New Delhi: Domestic demand is recovering well as mirrored by the performance of a host of high-frequency indicators. However, the prevailing global polycrisis is likely to impinge on our growth prospects too. Given the headwinds to domestic growth mainly emanating from the global uncertainties, the Reserve Bank of India (RBI) should consider moderating the pace of its monetary tightening from the earlier 50 basis points.
This was stated by Confederation of Indian Industry (CII) to the RBI regarding expectations on the forthcoming monetary policy. While CII is cognisant of the fact that RBI’s interest rate hikes of 190 basis points so far in this fiscal have been warranted to tame inflationary pressures, the corporate sector has now started to feel its adverse impact. CII’s analysis of results for 2000-odd companies in the second quarter (July-Sept 2022) shows that both the top-line and bottom-line has moderated on sequential and annual basis. Thus, moderation in pace of monetary tightening is the need of the hour.

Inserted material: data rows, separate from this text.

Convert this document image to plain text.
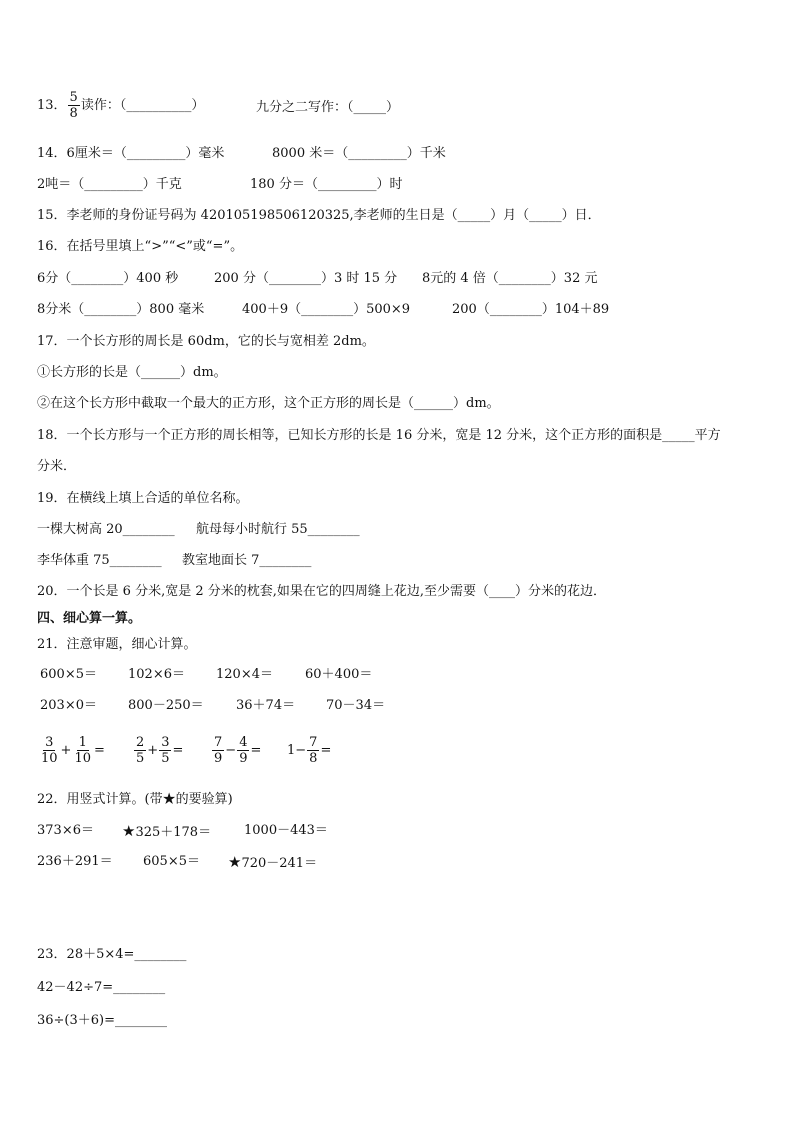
13． $\frac{5}{8}$ 读作：（__________）	九分之二写作：（_____）
14．6厘米＝（_________）毫米	8000 米＝（_________）千米
2吨＝（_________）千克	180 分＝（_________）时
15．李老师的身份证号码为 420105198506120325,李老师的生日是（_____）月（_____）日．
16．在括号里填上“>”“<”或“=”。
6分（________）400 秒	200 分（________）3 时 15 分 8元的 4 倍（________）32 元
8分米（________）800 毫米	400＋9（________）500×9	200（________）104＋89
17．一个长方形的周长是 60dm，它的长与宽相差 2dm。
①长方形的长是（______）dm。
②在这个长方形中截取一个最大的正方形，这个正方形的周长是（______）dm。
18．一个长方形与一个正方形的周长相等，已知长方形的长是 16 分米，宽是 12 分米，这个正方形的面积是_____平方
分米．
19．在横线上填上合适的单位名称。
一棵大树高 20________ 航母每小时航行 55________
李华体重 75________ 教室地面长 7________
20．一个长是 6 分米,宽是 2 分米的枕套,如果在它的四周缝上花边,至少需要（____）分米的花边．
四、细心算一算。
21．注意审题，细心计算。
600×5＝ 102×6＝ 120×4＝ 60＋400＝
203×0＝ 800－250＝ 36＋74＝ 70－34＝
$\frac{3}{10} + \frac{1}{10} = \frac{2}{5} + \frac{3}{5} = \frac{7}{9} - \frac{4}{9} = 1- \frac{7}{8}$ =
22．用竖式计算。(带★的要验算)
373×6＝ ★325＋178＝	1000－443＝
236＋291＝ 605×5＝ ★720－241＝
23．28＋5×4=________
42－42÷7=________
36÷(3＋6)=________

However, given the sticky core inflation at around the 6%-mark, the RBI could consider hiking the key interest rates by an additional 25 to 35 basis points to tame inflation. Notwithstanding the recent moderation noted in CPI headline print in October 2022, the headline print continues to remain outside RBI’s target range for 10 consecutive months. Further, with a yawning gap existing between credit and deposit growth, an additional rate hike will incentivise savers, thus providing an impetus to deposit growth and help narrow the credit-deposit wedge.

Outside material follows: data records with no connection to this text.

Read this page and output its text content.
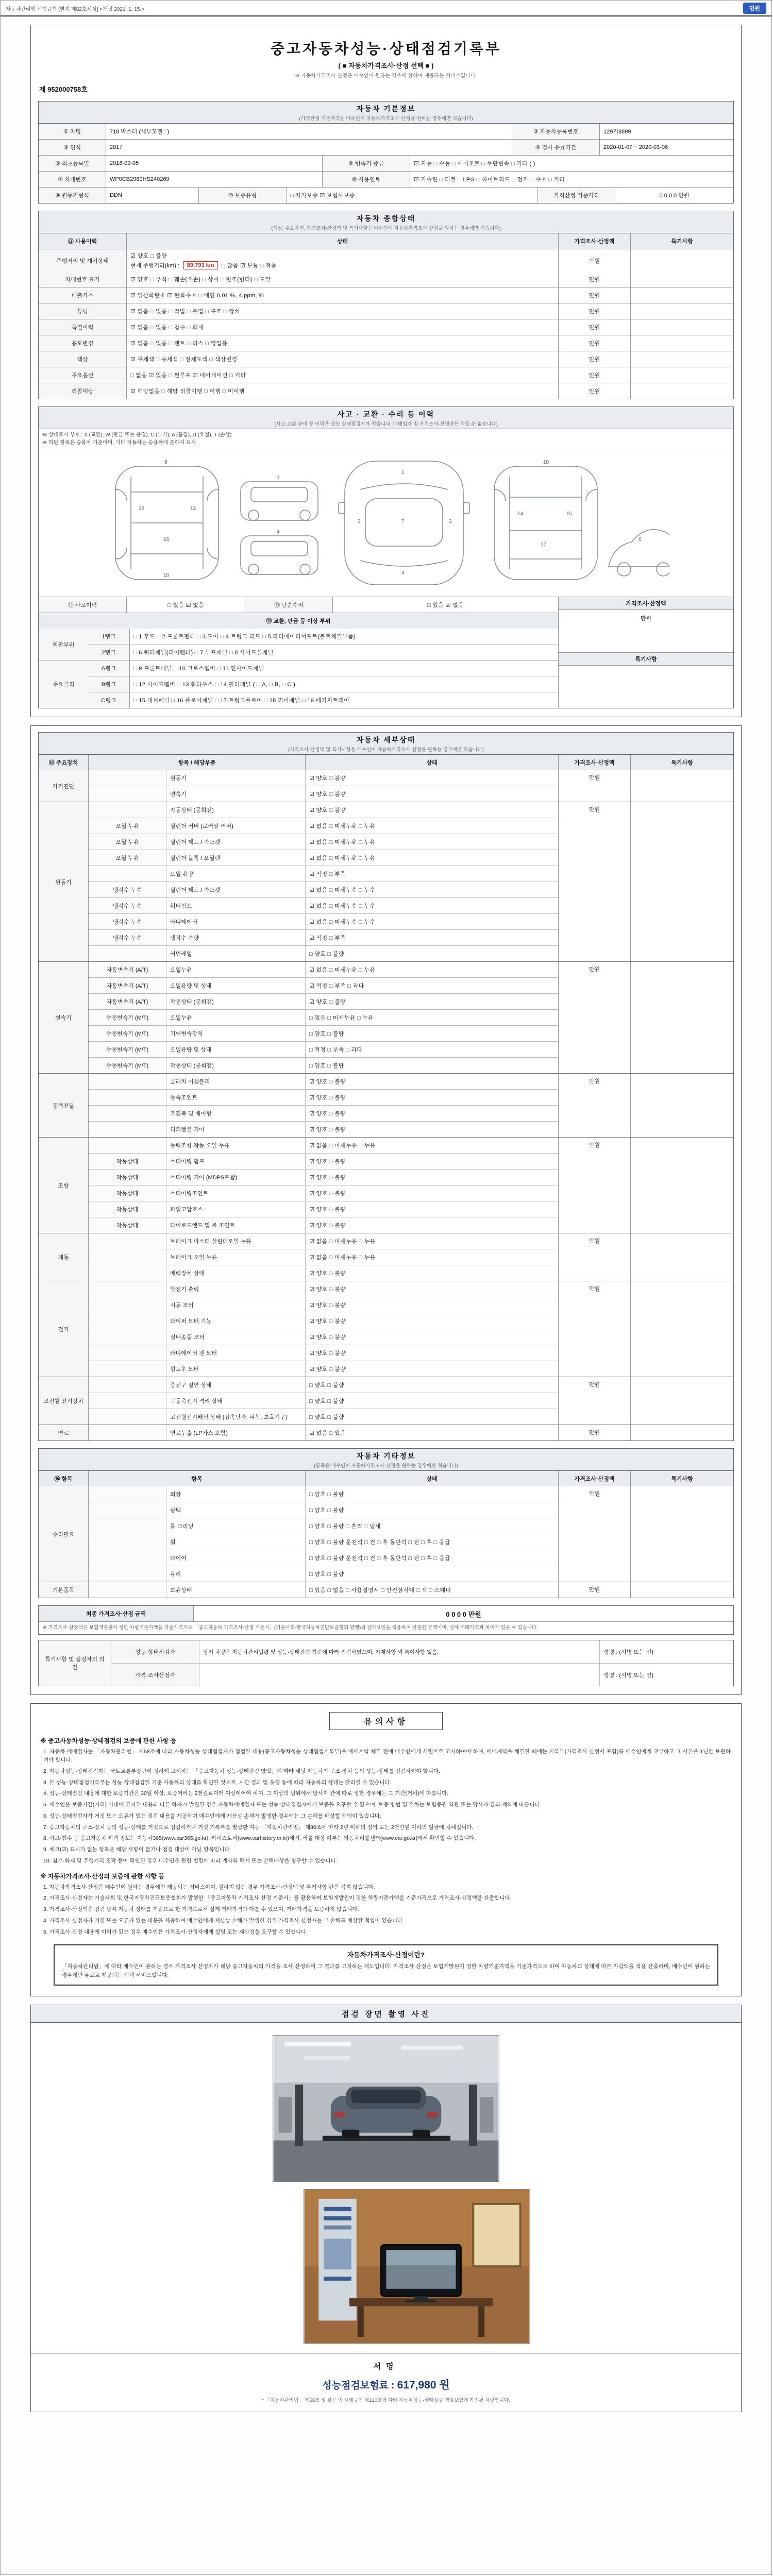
자동차관리법 시행규칙 [별지 제82호서식] <개정 2021. 1. 15.>	민원
중고자동차성능·상태점검기록부
( ■ 자동차가격조사·산정 선택 ■ )
※ 자동차가격조사·산정은 매수인이 원하는 경우에 한하여 제공하는 서비스입니다.
제 952000758호
자동차 기본정보
(가격산정 기준가격은 매수인이 자동차가격조사·산정을 원하는 경우에만 적습니다)
① 차명	718 박스터 (세부모델 : )	② 자동차등록번호	129거8899
③ 연식	2017	④ 검사 유효기간	2020-01-07 ~ 2020-03-06
⑤ 최초등록일	2016-09-05	⑥ 변속기 종류	☑ 자동 □ 수동 □ 세미오토 □ 무단변속 □ 기타 ( )
⑦ 차대번호	WP0CB2980HS240269	⑧ 사용연료	☑ 가솔린 □ 디젤 □ LPG □ 하이브리드 □ 전기 □ 수소 □ 기타
⑨ 원동기형식	DDN	⑩ 보증유형	□ 자가보증 ☑ 보험사보증	가격산정 기준가격	0 0 0 0 만원
자동차 종합상태
(색상, 주요옵션, 가격조사·산정액 및 특기사항은 매수인이 자동차가격조사·산정을 원하는 경우에만 적습니다)
⑪ 사용이력	상태	가격조사·산정액	특기사항
주행거리 및 계기상태
☑ 양호 □ 불량
현재 주행거리(km) :	89,793 km	□ 많음 ☑ 보통 □ 적음
만원
차대번호 표기	☑ 양호 □ 부식 □ 훼손(오손) □ 상이 □ 변조(변타) □ 도말	만원
배출가스	☑ 일산화탄소 ☑ 탄화수소 □ 매연 0.01 %, 4 ppm, %	만원
튜닝	☑ 없음 □ 있음 □ 적법 □ 불법 □ 구조 □ 장치	만원
특별이력	☑ 없음 □ 있음 □ 침수 □ 화재	만원
용도변경	☑ 없음 □ 있음 □ 렌트 □ 리스 □ 영업용	만원
색상	☑ 무채색 □ 유채색 □ 전체도색 □ 색상변경	만원
주요옵션	□ 없음 ☑ 있음 □ 썬루프 ☑ 네비게이션 □ 기타	만원
리콜대상	☑ 해당없음 □ 해당 리콜이행 □ 이행 □ 미이행	만원
사고 · 교환 · 수리 등 이력
(사고·교환·수리 등 이력은 성능·상태점검자가 적습니다. 매매업자 및 가격조사·산정자는 적을 수 없습니다)
※ 상태표시 부호 : X (교환), W (판금 또는 용접), C (부식), A (흠집), U (요철), T (손상)
※ 하단 항목은 승용차 기준이며, 기타 자동차는 승용차에 준하여 표시
9
12	13
16
10
1
4
1
3	3
7
4
18
14	15
17
6
⑫ 사고이력	□ 있음 ☑ 없음	⑬ 단순수리	□ 있음 ☑ 없음
⑭ 교환, 판금 등 이상 부위
외판부위
1랭크	□ 1.후드 □ 2.프론트펜더 □ 3.도어 □ 4.트렁크 리드 □ 5.라디에이터서포트(볼트체결부품)
2랭크	□ 6.쿼터패널(리어펜더) □ 7.루프패널 □ 8.사이드실패널
주요골격
A랭크	□ 9.프론트패널 □ 10.크로스멤버 □ 11.인사이드패널
B랭크	□ 12.사이드멤버 □ 13.휠하우스 □ 14.필러패널 ( □ A, □ B, □ C )
C랭크	□ 15.대쉬패널 □ 16.플로어패널 □ 17.트렁크플로어 □ 18.리어패널 □ 19.패키지트레이
가격조사·산정액
만원
특기사항
자동차 세부상태
(가격조사·산정액 및 특기사항은 매수인이 자동차가격조사·산정을 원하는 경우에만 적습니다)
⑮ 주요장치	항목 / 해당부품	상태	가격조사·산정액	특기사항
자기진단
원동기	☑ 양호 □ 불량
변속기	☑ 양호 □ 불량
만원
원동기
작동상태 (공회전)	☑ 양호 □ 불량
오일 누유	실린더 커버 (로커암 커버)	☑ 없음 □ 미세누유 □ 누유
오일 누유	실린더 헤드 / 가스켓	☑ 없음 □ 미세누유 □ 누유
오일 누유	실린더 블록 / 오일팬	☑ 없음 □ 미세누유 □ 누유
오일 유량	☑ 적정 □ 부족
냉각수 누수	실린더 헤드 / 가스켓	☑ 없음 □ 미세누수 □ 누수
냉각수 누수	워터펌프	☑ 없음 □ 미세누수 □ 누수
냉각수 누수	라디에이터	☑ 없음 □ 미세누수 □ 누수
냉각수 누수	냉각수 수량	☑ 적정 □ 부족
커먼레일	□ 양호 □ 불량
만원
변속기
자동변속기 (A/T)	오일누유	☑ 없음 □ 미세누유 □ 누유
자동변속기 (A/T)	오일유량 및 상태	☑ 적정 □ 부족 □ 과다
자동변속기 (A/T)	작동상태 (공회전)	☑ 양호 □ 불량
수동변속기 (M/T)	오일누유	□ 없음 □ 미세누유 □ 누유
수동변속기 (M/T)	기어변속장치	□ 양호 □ 불량
수동변속기 (M/T)	오일유량 및 상태	□ 적정 □ 부족 □ 과다
수동변속기 (M/T)	작동상태 (공회전)	□ 양호 □ 불량
만원
동력전달
클러치 어셈블리	☑ 양호 □ 불량
등속조인트	☑ 양호 □ 불량
추진축 및 베어링	☑ 양호 □ 불량
디퍼렌셜 기어	☑ 양호 □ 불량
만원
조향
동력조향 작동 오일 누유	☑ 없음 □ 미세누유 □ 누유
작동상태	스티어링 펌프	☑ 양호 □ 불량
작동상태	스티어링 기어 (MDPS포함)	☑ 양호 □ 불량
작동상태	스티어링조인트	☑ 양호 □ 불량
작동상태	파워고압호스	☑ 양호 □ 불량
작동상태	타이로드엔드 및 볼 조인트	☑ 양호 □ 불량
만원
제동
브레이크 마스터 실린더오일 누유	☑ 없음 □ 미세누유 □ 누유
브레이크 오일 누유	☑ 없음 □ 미세누유 □ 누유
배력장치 상태	☑ 양호 □ 불량
만원
전기
발전기 출력	☑ 양호 □ 불량
시동 모터	☑ 양호 □ 불량
와이퍼 모터 기능	☑ 양호 □ 불량
실내송풍 모터	☑ 양호 □ 불량
라디에이터 팬 모터	☑ 양호 □ 불량
윈도우 모터	☑ 양호 □ 불량
만원
고전원 전기장치
충전구 절연 상태	□ 양호 □ 불량
구동축전지 격리 상태	□ 양호 □ 불량
고전원전기배선 상태 (접속단자, 피복, 보호기구)	□ 양호 □ 불량
만원
연료	연료누출 (LP가스 포함)	☑ 없음 □ 있음	만원
자동차 기타정보
(항목은 매수인이 자동차가격조사·산정을 원하는 경우에만 적습니다)
⑯ 항목	항목	상태	가격조사·산정액	특기사항
수리필요
외장	□ 양호 □ 불량
광택	□ 양호 □ 불량
룸 크리닝	□ 양호 □ 불량 □ 흔적 □ 냄새
휠	□ 양호 □ 불량 운전석 □ 전 □ 후 동반석 □ 전 □ 후 □ 응급
타이어	□ 양호 □ 불량 운전석 □ 전 □ 후 동반석 □ 전 □ 후 □ 응급
유리	□ 양호 □ 불량
만원
기본품목	보유상태	□ 있음 □ 없음 □ 사용설명서 □ 안전삼각대 □ 잭 □ 스패너	만원
최종 가격조사·산정 금액	0 0 0 0 만원
※ 가격조사·산정액은 보험개발원이 정한 차량기준가액을 기준가격으로 「중고자동차 가격조사·산정 기준서」(기술사회·한국자동차진단보증협회 발행)의 감가요인을 적용하여 산출한 금액이며, 실제 거래가격과 차이가 있을 수 있습니다.
특기사항 및 점검자의 의견
성능·상태점검자	상기 차량은 자동차관리법령 및 성능·상태점검 기준에 따라 점검하였으며, 기재사항 외 특이사항 없음.	성명 : (서명 또는 인)
가격·조사산정자	성명 : (서명 또는 인)
유의사항
※ 중고자동차성능·상태점검의 보증에 관한 사항 등
1. 자동차 매매업자는 「자동차관리법」 제58조에 따라 자동차성능·상태점검자가 점검한 내용(중고자동차성능·상태점검기록부)을 매매계약 체결 전에 매수인에게 서면으로 고지하여야 하며, 매매계약을 체결한 때에는 기록부(가격조사·산정서 포함)를 매수인에게 교부하고 그 사본을 1년간 보관하여야 합니다.
2. 자동차성능·상태점검자는 국토교통부장관이 정하여 고시하는 「중고자동차 성능·상태점검 방법」에 따라 해당 자동차의 구조·장치 등의 성능·상태를 점검하여야 합니다.
3. 본 성능·상태점검기록부는 성능·상태점검일 기준 자동차의 상태를 확인한 것으로, 시간 경과 및 운행 등에 따라 자동차의 상태는 달라질 수 있습니다.
4. 성능·상태점검 내용에 대한 보증기간은 30일 이상, 보증거리는 2천킬로미터 이상이어야 하며, 그 이상의 범위에서 당사자 간에 따로 정한 경우에는 그 기간(거리)에 따릅니다.
5. 매수인은 보증기간(거리) 이내에 고지된 내용과 다른 하자가 발견된 경우 자동차매매업자 또는 성능·상태점검자에게 보증을 요구할 수 있으며, 보증 방법 및 절차는 보험증권·약관 또는 당사자 간의 계약에 따릅니다.
6. 성능·상태점검자가 거짓 또는 오류가 있는 점검 내용을 제공하여 매수인에게 재산상 손해가 발생한 경우에는 그 손해를 배상할 책임이 있습니다.
7. 중고자동차의 구조·장치 등의 성능·상태를 거짓으로 점검하거나 거짓 기록부를 발급한 자는 「자동차관리법」 제80조에 따라 2년 이하의 징역 또는 2천만원 이하의 벌금에 처해집니다.
8. 사고·침수 등 중고자동차 이력 정보는 자동차365(www.car365.go.kr), 카히스토리(www.carhistory.or.kr)에서, 리콜 대상 여부는 자동차리콜센터(www.car.go.kr)에서 확인할 수 있습니다.
9. 체크(☑) 표시가 없는 항목은 해당 사항이 없거나 점검 대상이 아닌 항목입니다.
10. 침수·화재 및 주행거리 조작 등이 확인된 경우 매수인은 관련 법령에 따라 계약의 해제 또는 손해배상을 청구할 수 있습니다.
※ 자동차가격조사·산정의 보증에 관한 사항 등
1. 자동차가격조사·산정은 매수인이 원하는 경우에만 제공되는 서비스이며, 원하지 않는 경우 가격조사·산정액 및 특기사항 란은 적지 않습니다.
2. 가격조사·산정자는 기술사회 및 한국자동차진단보증협회가 발행한 「중고자동차 가격조사·산정 기준서」를 활용하여 보험개발원이 정한 차량기준가액을 기준가격으로 가격조사·산정액을 산출합니다.
3. 가격조사·산정액은 점검 당시 자동차 상태를 기준으로 한 가격으로서 실제 거래가격과 다를 수 있으며, 거래가격을 보증하지 않습니다.
4. 가격조사·산정자가 거짓 또는 오류가 있는 내용을 제공하여 매수인에게 재산상 손해가 발생한 경우 가격조사·산정자는 그 손해를 배상할 책임이 있습니다.
5. 가격조사·산정 내용에 이의가 있는 경우 매수인은 가격조사·산정자에게 설명 또는 재산정을 요구할 수 있습니다.
자동차가격조사·산정이란?
「자동차관리법」에 따라 매수인이 원하는 경우 가격조사·산정자가 해당 중고자동차의 가격을 조사·산정하여 그 결과를 고지하는 제도입니다. 가격조사·산정은 보험개발원이 정한 차량기준가액을 기준가격으로 하여 자동차의 상태에 따른 가감액을 적용·산출하며, 매수인이 원하는 경우에만 유료로 제공되는 선택 서비스입니다.
점검 장면 촬영 사진
서명
성능점검보험료 : 617,980 원
* 「자동차관리법」 제58조 및 같은 법 시행규칙 제120조에 따라 자동차성능·상태점검 책임보험에 가입된 차량입니다.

Further, with rising global risk aversion adversely impacting our foreign capital inflows, CII stated that it poses challenges for the financing of our current account deficit. In fact, we need to keep a watch on capital flows across all the three buckets, namely foreign direct investment (FDI), NRI flows and foreign portfolio flows (FPIs). High focus only on FPI numbers may not always provide a complete picture. ‘The incipient signs of domestic recovery need to be preserved to help accelerate movement towards a normalised growth scenario. As in the past, the RBI should use all the weapons in its arsenal to ensure that while through its actions inflationary expectations are well anchored, it should in no way muzzle the growth impulses’, CII highlighted.